I must say that this is the first time I have heard that one of my contributions to a Bill Committee is inspirational. I shall mark that as something to be remembered. However, my hon. Friend summarises the position very clearly: the DCMS Committee cannot deal with this, because the nature of the information garnered could not be shown to them, given its classification. We would not want to do that because this is highly sensitive information—meaning no disrespect to the members of that Select Committee. Some of it is not our intelligence; some of it will come from our Five Eyes partners, so it is about guarding not just our secrets, but theirs. Any leaking or compromise of that type of intelligence affects not only our ability with this type of work, but our relations with our Five Eyes partners. The next option, the ISC, is the obvious one. The third option means that the Government must put through a Bill that does not allow Parliament to scrutinise these matters at all. I do not think that that is what the Minister, or his counterparts in BEIS, believe. I think we will have a to and fro on this, and will get there eventually, but it will be hard work.

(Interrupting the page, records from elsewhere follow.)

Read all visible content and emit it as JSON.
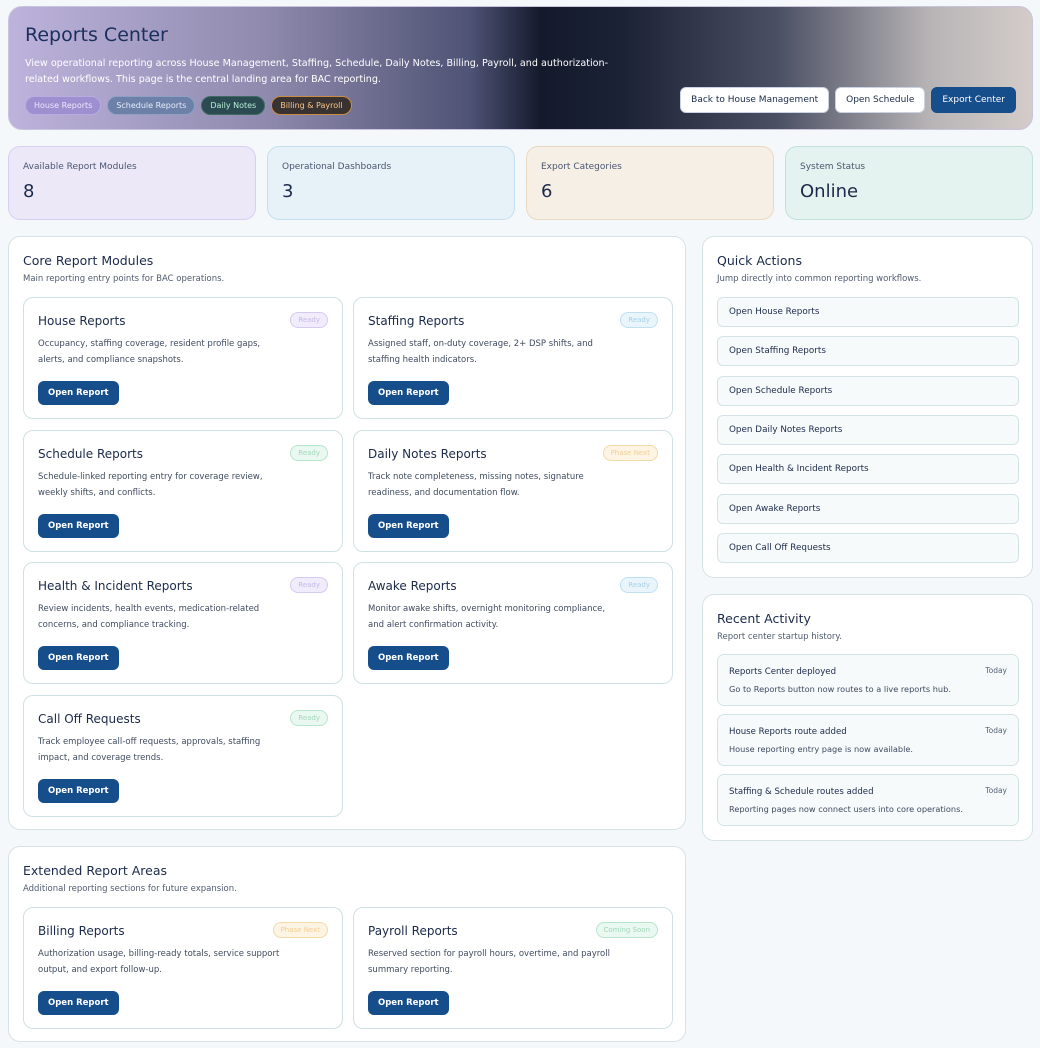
{
  "header": {
    "title": "Reports Center",
    "description": "View operational reporting across House Management, Staffing, Schedule, Daily Notes, Billing, Payroll, and authorization-related workflows. This page is the central landing area for BAC reporting.",
    "chips": [
      "House Reports",
      "Schedule Reports",
      "Daily Notes",
      "Billing & Payroll"
    ],
    "buttons": {
      "back": "Back to House Management",
      "schedule": "Open Schedule",
      "export": "Export Center"
    }
  },
  "stats": [
    {
      "label": "Available Report Modules",
      "value": "8"
    },
    {
      "label": "Operational Dashboards",
      "value": "3"
    },
    {
      "label": "Export Categories",
      "value": "6"
    },
    {
      "label": "System Status",
      "value": "Online"
    }
  ],
  "core": {
    "title": "Core Report Modules",
    "subtitle": "Main reporting entry points for BAC operations.",
    "cards": [
      {
        "title": "House Reports",
        "desc": "Occupancy, staffing coverage, resident profile gaps, alerts, and compliance snapshots.",
        "badge": "Ready",
        "button": "Open Report"
      },
      {
        "title": "Staffing Reports",
        "desc": "Assigned staff, on-duty coverage, 2+ DSP shifts, and staffing health indicators.",
        "badge": "Ready",
        "button": "Open Report"
      },
      {
        "title": "Schedule Reports",
        "desc": "Schedule-linked reporting entry for coverage review, weekly shifts, and conflicts.",
        "badge": "Ready",
        "button": "Open Report"
      },
      {
        "title": "Daily Notes Reports",
        "desc": "Track note completeness, missing notes, signature readiness, and documentation flow.",
        "badge": "Phase Next",
        "button": "Open Report"
      },
      {
        "title": "Health & Incident Reports",
        "desc": "Review incidents, health events, medication-related concerns, and compliance tracking.",
        "badge": "Ready",
        "button": "Open Report"
      },
      {
        "title": "Awake Reports",
        "desc": "Monitor awake shifts, overnight monitoring compliance, and alert confirmation activity.",
        "badge": "Ready",
        "button": "Open Report"
      },
      {
        "title": "Call Off Requests",
        "desc": "Track employee call-off requests, approvals, staffing impact, and coverage trends.",
        "badge": "Ready",
        "button": "Open Report"
      }
    ]
  },
  "extended": {
    "title": "Extended Report Areas",
    "subtitle": "Additional reporting sections for future expansion.",
    "cards": [
      {
        "title": "Billing Reports",
        "desc": "Authorization usage, billing-ready totals, service support output, and export follow-up.",
        "badge": "Phase Next",
        "button": "Open Report"
      },
      {
        "title": "Payroll Reports",
        "desc": "Reserved section for payroll hours, overtime, and payroll summary reporting.",
        "badge": "Coming Soon",
        "button": "Open Report"
      }
    ]
  },
  "quick_actions": {
    "title": "Quick Actions",
    "subtitle": "Jump directly into common reporting workflows.",
    "items": [
      "Open House Reports",
      "Open Staffing Reports",
      "Open Schedule Reports",
      "Open Daily Notes Reports",
      "Open Health & Incident Reports",
      "Open Awake Reports",
      "Open Call Off Requests"
    ]
  },
  "recent_activity": {
    "title": "Recent Activity",
    "subtitle": "Report center startup history.",
    "items": [
      {
        "title": "Reports Center deployed",
        "desc": "Go to Reports button now routes to a live reports hub.",
        "time": "Today"
      },
      {
        "title": "House Reports route added",
        "desc": "House reporting entry page is now available.",
        "time": "Today"
      },
      {
        "title": "Staffing & Schedule routes added",
        "desc": "Reporting pages now connect users into core operations.",
        "time": "Today"
      }
    ]
  }
}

As my hon. Friend the Member for City of Chester says, scrutiny is important in helping to ensure that there is not only public but parliamentary confidence that the decisions are at least being looked at. Some of the decisions will be very controversial and the Government need covering. Will that be onerous for the Department? No, because all it will entail is that the report should include the decisions taken and the reasons why. We can ask, and be supplied with that, and that, I think, is important.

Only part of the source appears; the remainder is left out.